L'après-midi est souvent consacré aux dossiers : vérifier un bail rural, monter le dossier de candidature d'un porteur de projet, préparer les documents que tu présenteras au comité technique qui décidera qui obtient la terre. Tu utilises des logiciels de cartographie (SIG type QGIS), le cadastre en ligne et des bases de données foncières. Le reste du temps, tu joues les médiateurs : quand deux agriculteurs veulent la même parcelle, quand une collectivité et un propriétaire ne s'entendent pas, c'est toi qui cherches la solution acceptable par tous.

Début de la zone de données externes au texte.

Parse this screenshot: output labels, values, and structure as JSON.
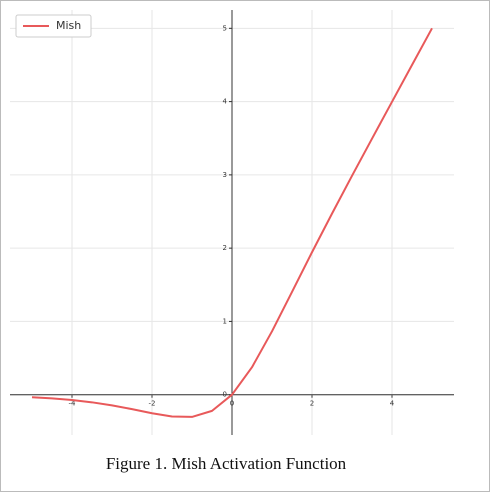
{
  "chart_data": {
    "type": "line",
    "caption": "Figure 1.  Mish Activation Function",
    "x": [
      -5,
      -4.5,
      -4,
      -3.5,
      -3,
      -2.5,
      -2,
      -1.5,
      -1,
      -0.5,
      0,
      0.5,
      1,
      1.5,
      2,
      2.5,
      3,
      3.5,
      4,
      4.5,
      5
    ],
    "series": [
      {
        "name": "Mish",
        "color": "#e8595a",
        "values": [
          -0.034,
          -0.05,
          -0.073,
          -0.104,
          -0.146,
          -0.197,
          -0.253,
          -0.298,
          -0.303,
          -0.221,
          0,
          0.375,
          0.865,
          1.403,
          1.944,
          2.471,
          2.987,
          3.494,
          3.997,
          4.499,
          5.0
        ]
      }
    ],
    "xlim": [
      -5.55,
      5.55
    ],
    "ylim": [
      -0.55,
      5.25
    ],
    "xticks": [
      -4,
      -2,
      0,
      2,
      4
    ],
    "yticks": [
      0,
      1,
      2,
      3,
      4,
      5
    ],
    "grid": true,
    "legend": "upper left"
  }
}
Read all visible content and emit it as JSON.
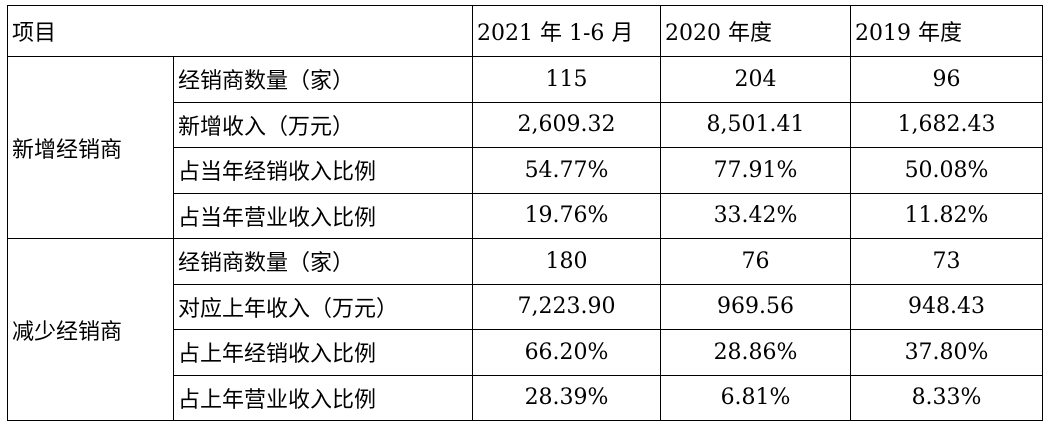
{
  "table": {
    "header": [
      "项目",
      "2021 年 1-6 月",
      "2020 年度",
      "2019 年度"
    ],
    "groups": [
      {
        "label": "新增经销商",
        "rows": [
          [
            "经销商数量（家）",
            "115",
            "204",
            "96"
          ],
          [
            "新增收入（万元）",
            "2,609.32",
            "8,501.41",
            "1,682.43"
          ],
          [
            "占当年经销收入比例",
            "54.77%",
            "77.91%",
            "50.08%"
          ],
          [
            "占当年营业收入比例",
            "19.76%",
            "33.42%",
            "11.82%"
          ]
        ]
      },
      {
        "label": "减少经销商",
        "rows": [
          [
            "经销商数量（家）",
            "180",
            "76",
            "73"
          ],
          [
            "对应上年收入（万元）",
            "7,223.90",
            "969.56",
            "948.43"
          ],
          [
            "占上年经销收入比例",
            "66.20%",
            "28.86%",
            "37.80%"
          ],
          [
            "占上年营业收入比例",
            "28.39%",
            "6.81%",
            "8.33%"
          ]
        ]
      }
    ]
  }
}
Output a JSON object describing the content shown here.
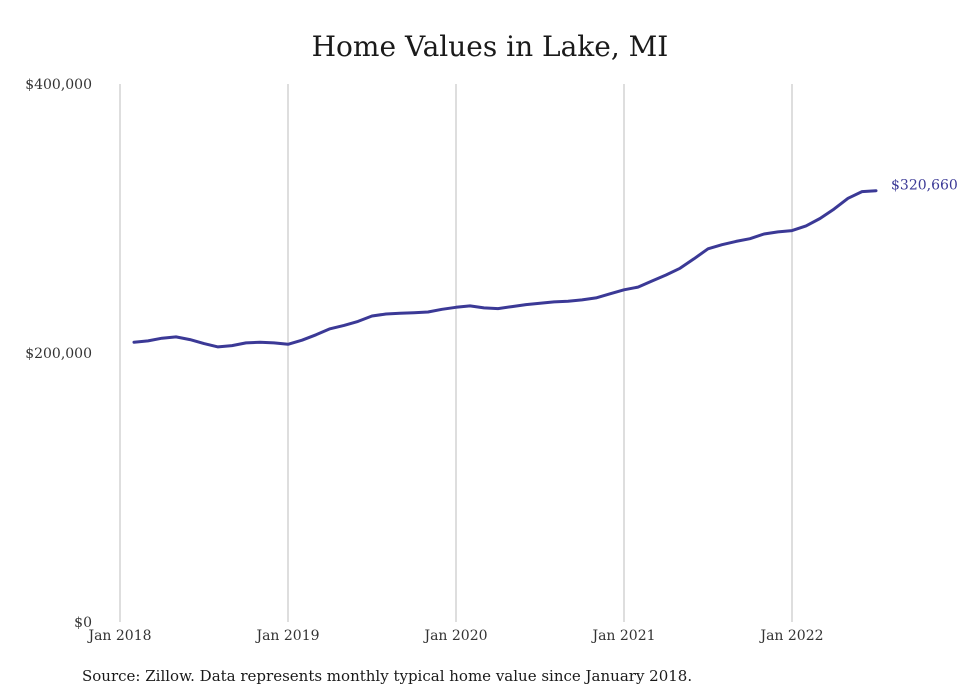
{
  "chart_data": {
    "type": "line",
    "title": "Home Values in Lake, MI",
    "xlabel": "",
    "ylabel": "",
    "ylim": [
      0,
      400000
    ],
    "xlim": [
      "2018-01",
      "2022-08"
    ],
    "y_ticks": [
      {
        "value": 0,
        "label": "$0"
      },
      {
        "value": 200000,
        "label": "$200,000"
      },
      {
        "value": 400000,
        "label": "$400,000"
      }
    ],
    "x_ticks": [
      {
        "value": "2018-01",
        "label": "Jan 2018"
      },
      {
        "value": "2019-01",
        "label": "Jan 2019"
      },
      {
        "value": "2020-01",
        "label": "Jan 2020"
      },
      {
        "value": "2021-01",
        "label": "Jan 2021"
      },
      {
        "value": "2022-01",
        "label": "Jan 2022"
      }
    ],
    "grid": "vertical",
    "line_color": "#3b3996",
    "end_label": "$320,660",
    "series": [
      {
        "x": [
          "2018-02",
          "2018-03",
          "2018-04",
          "2018-05",
          "2018-06",
          "2018-07",
          "2018-08",
          "2018-09",
          "2018-10",
          "2018-11",
          "2018-12",
          "2019-01",
          "2019-02",
          "2019-03",
          "2019-04",
          "2019-05",
          "2019-06",
          "2019-07",
          "2019-08",
          "2019-09",
          "2019-10",
          "2019-11",
          "2019-12",
          "2020-01",
          "2020-02",
          "2020-03",
          "2020-04",
          "2020-05",
          "2020-06",
          "2020-07",
          "2020-08",
          "2020-09",
          "2020-10",
          "2020-11",
          "2020-12",
          "2021-01",
          "2021-02",
          "2021-03",
          "2021-04",
          "2021-05",
          "2021-06",
          "2021-07",
          "2021-08",
          "2021-09",
          "2021-10",
          "2021-11",
          "2021-12",
          "2022-01",
          "2022-02",
          "2022-03",
          "2022-04",
          "2022-05",
          "2022-06",
          "2022-07"
        ],
        "values": [
          208000,
          209000,
          211000,
          212000,
          210000,
          207000,
          204500,
          205500,
          207500,
          208000,
          207500,
          206500,
          209500,
          213500,
          218000,
          220500,
          223500,
          227500,
          229000,
          229500,
          230000,
          230500,
          232500,
          234000,
          235000,
          233500,
          233000,
          234500,
          236000,
          237000,
          238000,
          238500,
          239500,
          241000,
          244000,
          247000,
          249000,
          253500,
          258000,
          263000,
          270000,
          277500,
          280500,
          283000,
          285000,
          288500,
          290000,
          291000,
          294500,
          300000,
          307000,
          315000,
          320000,
          320660
        ]
      }
    ]
  },
  "source": "Source: Zillow. Data represents monthly typical home value since January 2018."
}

Le principal employeur est la SAFER (Société d'aménagement foncier et d'établissement rural), présente dans chaque région : le groupe SAFER emploie environ 1 000 personnes en France. On trouve aussi ces postes dans les chambres d'agriculture, les conseils départementaux (services aménagement foncier), les conservatoires d'espaces naturels, les agences de l'eau ou certains bureaux d'études.
C'est un métier très autonome : tu as ton secteur géographique, ton programme de la semaine, et tu organises tes tournées comme tu l'entends. Le permis B est indispensable — un véhicule de service est souvent fourni. Les horaires sont variables : réunions en soirée avec des élus, rendez-vous chez des agriculteurs tôt le matin ou après la traite. Le télétravail est possible pour la partie administrative, mais l'essentiel du métier se joue sur le terrain et en rendez-vous. Physiquement, rien d'extrême : de la marche en extérieur, par tous les temps, et beaucoup de route.
Avec quelques années d'expérience, tu peux devenir responsable départemental ou chef de service dans une SAFER, puis viser un poste de direction régionale. Certains se spécialisent : foncier environnemental et collectivités, forêt, vignoble, transmission d'exploitations sous forme sociétaire (un domaine en pleine croissance). D'autres passent en libéral comme expert foncier et agricole, un titre protégé qui nécessite d'être inscrit sur la liste nationale du CNEFAF. Enfin, les compétences acquises (droit rural, estimation, négociation) ouvrent vers l'immobilier rural, le notariat (en tant que collaborateur), le conseil en gestion de patrimoine agricole ou les métiers de l'aménagement du territoire en collectivité.
C'est un métier de niche : le groupe SAFER compte environ 1 000 salariés en France, auxquels s'ajoutent les postes des chambres d'agriculture, des conseils départementaux et de quelques cabinets privés. Les volumes de recrutement sont donc modestes, mais réguliers — les SAFER recrutent chaque année, notamment pour remplacer des départs à la retraite. Deux tendances portent la demande : la complexification des transmissions d'exploitations (de plus en plus de cessions de parts de sociétés agricoles, qui exigent des profils juridiques et comptables) et la montée en puissance du foncier environnemental (compensation écologique, protection de la ressource en eau, lutte contre l'artificialisation des sols avec l'objectif ZAN). Les collectivités créent aussi des postes de chargé de mission foncier. Les profils recrutés sont variés : ingénieurs agronomes, diplômés de l'IHEDREA, BTSA avec expérience commerciale en coopérative. Concrètement, il faut souvent accepter une mobilité géographique pour décrocher un premier poste, mais les candidats connaissant bien le monde agricole sont rares et donc recherchés.